Pero, mientras andaba, sentía un malestar, un abandono, una flojera en las piernas, una pesadez en la respiración, una quemazón interna, que hubiese querido atribuir solamente al vino, al trasnochar, a la estación. No abrió la boca en todo el camino; y sus primeras palabras, al llegar a casa, fueron ordenar al Griso que lo alumbrase para ir a su habitación. Cuando estuvieron allí, el Griso observó el rostro de su amo, desencajado, encendido, con los ojos fuera de las órbitas, y brillantes, muy brillantes; y se mantenía a distancia: porque en aquellas circunstancias, cualquier granuja había debido adquirir, como quien dice, ojo clínico.
 Renzo conoce que Lucía vive en Milán y la busca desesperadamente. Le dicen que la han llevado al lazareto y a él se dirige:
Imagínese el lector el recinto del lazareto, poblado por dieciséis mil apestados; aquel espacio totalmente abarrotado, en unos lados de cabañas y barracas, en otros de carros, en otros de gente; aquellas dos interminables fugas de pórticos, a derecha e izquierda, llenas, atestadas de enfermos o de cadáveres mezclados con ellos, encima de sacos, o sobre la paja; y por encima de toda aquella inmensa yacija, un hormigueo, una especie de oleaje; y aquí y allá un ir y venir, un pararse, un correr, un agacharse, un levantarse de convalecientes, de frenéticos, de sirvientes.

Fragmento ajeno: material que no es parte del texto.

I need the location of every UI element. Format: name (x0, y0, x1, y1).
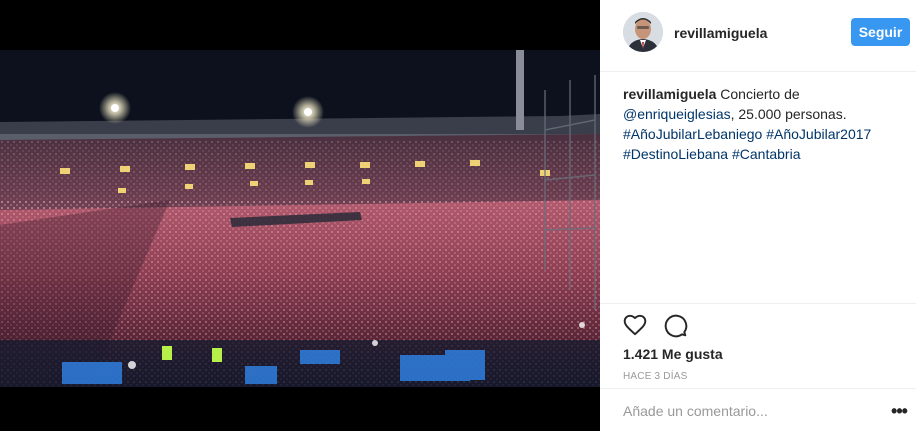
post-media (0, 0, 600, 431)
username[interactable]: revillamiguela (674, 25, 767, 41)
caption-username[interactable]: revillamiguela (623, 86, 716, 102)
post-info-panel: revillamiguela Seguir revillamiguela Con… (600, 0, 916, 431)
comment-icon[interactable] (662, 312, 688, 338)
likes-count[interactable]: 1.421 Me gusta (623, 346, 723, 362)
caption-text: Concierto de (716, 86, 800, 102)
avatar[interactable] (623, 12, 663, 52)
more-options-icon[interactable]: ••• (889, 401, 909, 421)
hashtag-link[interactable]: #AñoJubilar2017 (766, 126, 871, 142)
post-header: revillamiguela Seguir (600, 0, 916, 72)
comment-input[interactable] (623, 401, 863, 421)
post-photo[interactable] (0, 50, 600, 387)
hashtag-link[interactable]: #DestinoLiebana (623, 146, 728, 162)
post-caption: revillamiguela Concierto de @enriqueigle… (623, 84, 903, 164)
post-actions: 1.421 Me gusta HACE 3 DÍAS (600, 303, 916, 388)
heart-icon[interactable] (622, 312, 648, 338)
post-timestamp: HACE 3 DÍAS (623, 371, 688, 382)
follow-button[interactable]: Seguir (851, 18, 910, 46)
comment-bar: ••• (600, 388, 916, 431)
caption-mention[interactable]: @enriqueiglesias (623, 106, 731, 122)
concert-photo-illustration (0, 50, 600, 387)
caption-text: , 25.000 personas. (730, 106, 847, 122)
hashtag-link[interactable]: #AñoJubilarLebaniego (623, 126, 762, 142)
hashtag-link[interactable]: #Cantabria (732, 146, 801, 162)
avatar-image (623, 12, 663, 52)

Tal fue el espectáculo que ocupó de golpe la vista de Renzo, y lo clavó allí, abrumado y oprimido. Este espectáculo nosotros no nos proponemos ciertamente describirlo parte por parte, ni el lector lo desea; tan sólo siguiendo a nuestro joven en su penoso recorrido, nos pararemos en sus paradas, y de lo que le tocó ver diremos cuanto sea necesario para contar lo que hizo, y lo que le aconteció.
Logra encontrarla en ese maremágnum, mientras convalece de la enfermedad, que también a ella le ha afectado. Pero en el lazareto se encuentra con dos de los antiguos conocidos: por un lado  fray Cristóforo, dedicado a cuidar de los enfermos, que fatalmente contrae la enfermedad y muere; por otro lado, moribundo, abandonado y sólo, aparece don Rodrigo en un rincón. Renzo y Lucía se apiadan de él y le perdonan..

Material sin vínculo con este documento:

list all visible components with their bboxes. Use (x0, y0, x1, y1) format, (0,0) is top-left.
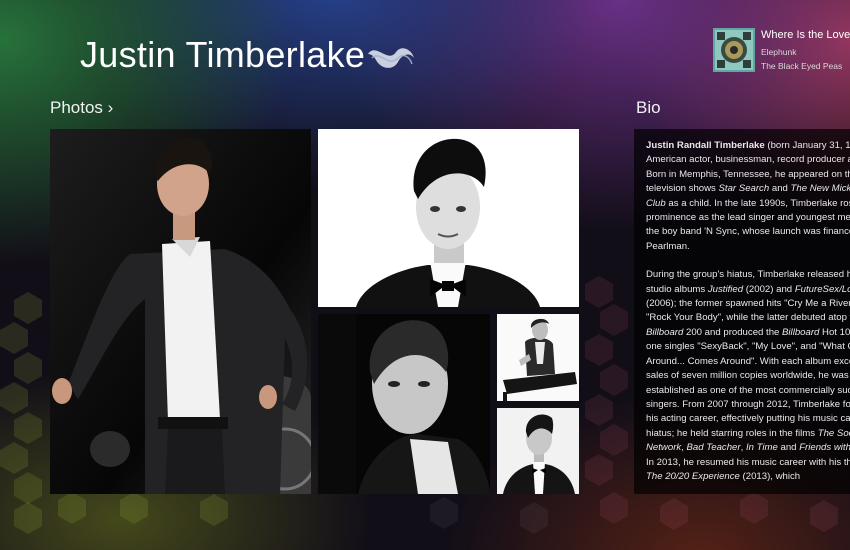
page-title: Justin Timberlake (80, 34, 366, 75)
bio-paragraph: During the group's hiatus, Timberlake re… (646, 268, 850, 484)
bowtie-portrait-photo[interactable] (318, 129, 579, 307)
person-image-icon (318, 129, 579, 307)
bio-text-run: (2006); the former spawned hits "Cry Me … (646, 298, 850, 324)
bio-text-run: and (777, 442, 800, 454)
now-playing-artist: The Black Eyed Peas (761, 61, 843, 71)
person-image-icon (497, 408, 579, 494)
bio-full-name: Justin Randall Timberlake (646, 140, 765, 151)
bio-text: Justin Randall Timberlake (born January … (646, 139, 850, 494)
bio-album-title: Justified (707, 283, 744, 295)
now-playing-album: Elephunk (761, 47, 797, 57)
bio-text-run: as a child. In the late 1990s, Timberlak… (646, 197, 850, 252)
standing-suit-photo[interactable] (50, 129, 311, 494)
album-art-icon (713, 28, 755, 72)
bio-album-title: The 20/20 Experience (646, 470, 740, 482)
bio-text-run: 200 and produced the (683, 326, 783, 338)
music-wave-logo-icon (368, 48, 414, 68)
bio-text-run: (2002) and (743, 283, 795, 295)
bio-show-title: Star Search (718, 183, 770, 195)
bio-chart-name: Billboard (782, 326, 820, 338)
bio-chart-name: Billboard (646, 326, 684, 338)
bio-heading: Bio (636, 98, 661, 117)
bio-text-run: Hot 100 number-one singles "SexyBack", "… (646, 326, 850, 439)
chevron-right-icon: › (107, 98, 114, 117)
bio-paragraph: Justin Randall Timberlake (born January … (646, 139, 850, 254)
bio-text-run: (2013), which (739, 470, 801, 482)
now-playing-widget[interactable]: Where Is the Love? Elephunk The Black Ey… (713, 28, 850, 74)
bio-film-title: In Time (745, 442, 778, 454)
bio-film-title: Friends with Benefits (799, 442, 850, 454)
closeup-portrait-photo[interactable] (318, 314, 490, 494)
bio-text-run: and (769, 183, 791, 195)
bio-album-title: FutureSex/LoveSounds (794, 283, 850, 295)
tuxedo-photo[interactable] (497, 408, 579, 494)
person-image-icon (50, 129, 311, 494)
person-image-icon (497, 314, 579, 401)
now-playing-song: Where Is the Love? (761, 29, 850, 41)
person-image-icon (318, 314, 490, 494)
bio-film-title: Bad Teacher (686, 442, 741, 454)
photos-section-link[interactable]: Photos › (50, 98, 113, 118)
bio-panel[interactable]: Justin Randall Timberlake (born January … (634, 129, 850, 494)
piano-photo[interactable] (497, 314, 579, 401)
photos-heading-label: Photos (50, 98, 103, 117)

Finalmente los novios vuelven a su pueblo, donde se congratulan con el viejo cura, que accede, ahora sí -sabedor de que don Rodrigo ha muerto-, a casarlos, yéndose a vivir los nuevos esposos a la tierra que acogiera a Renzo, Bérgamo, donde discurrirá su nueva vida plácidamente.
Pues bien, sugiero la lectura de esta novela, considerada  una de las primeras que pudieran llevar el adjetivo de “histórica”, pero que es mucho más que eso. Es cierto que a través de sus páginas aparece ese confuso período de la historia italiana en la lucha por el poder en los pequeños estados en que estaba dividida la península itálica. Y también refleja la influencia de la Iglesia, no siempre benéfica, sobre las estructuras de poder terrenales, no sólo sobre las conciencias. Refleja también la vida miserable de las pobres gentes en una época dura y siniestra. Es un alegato contra las guerras, contra los ejércitos, contra los poderosos que usan de la violencia sin recato alguno. Es a la postre un relato de enorme belleza.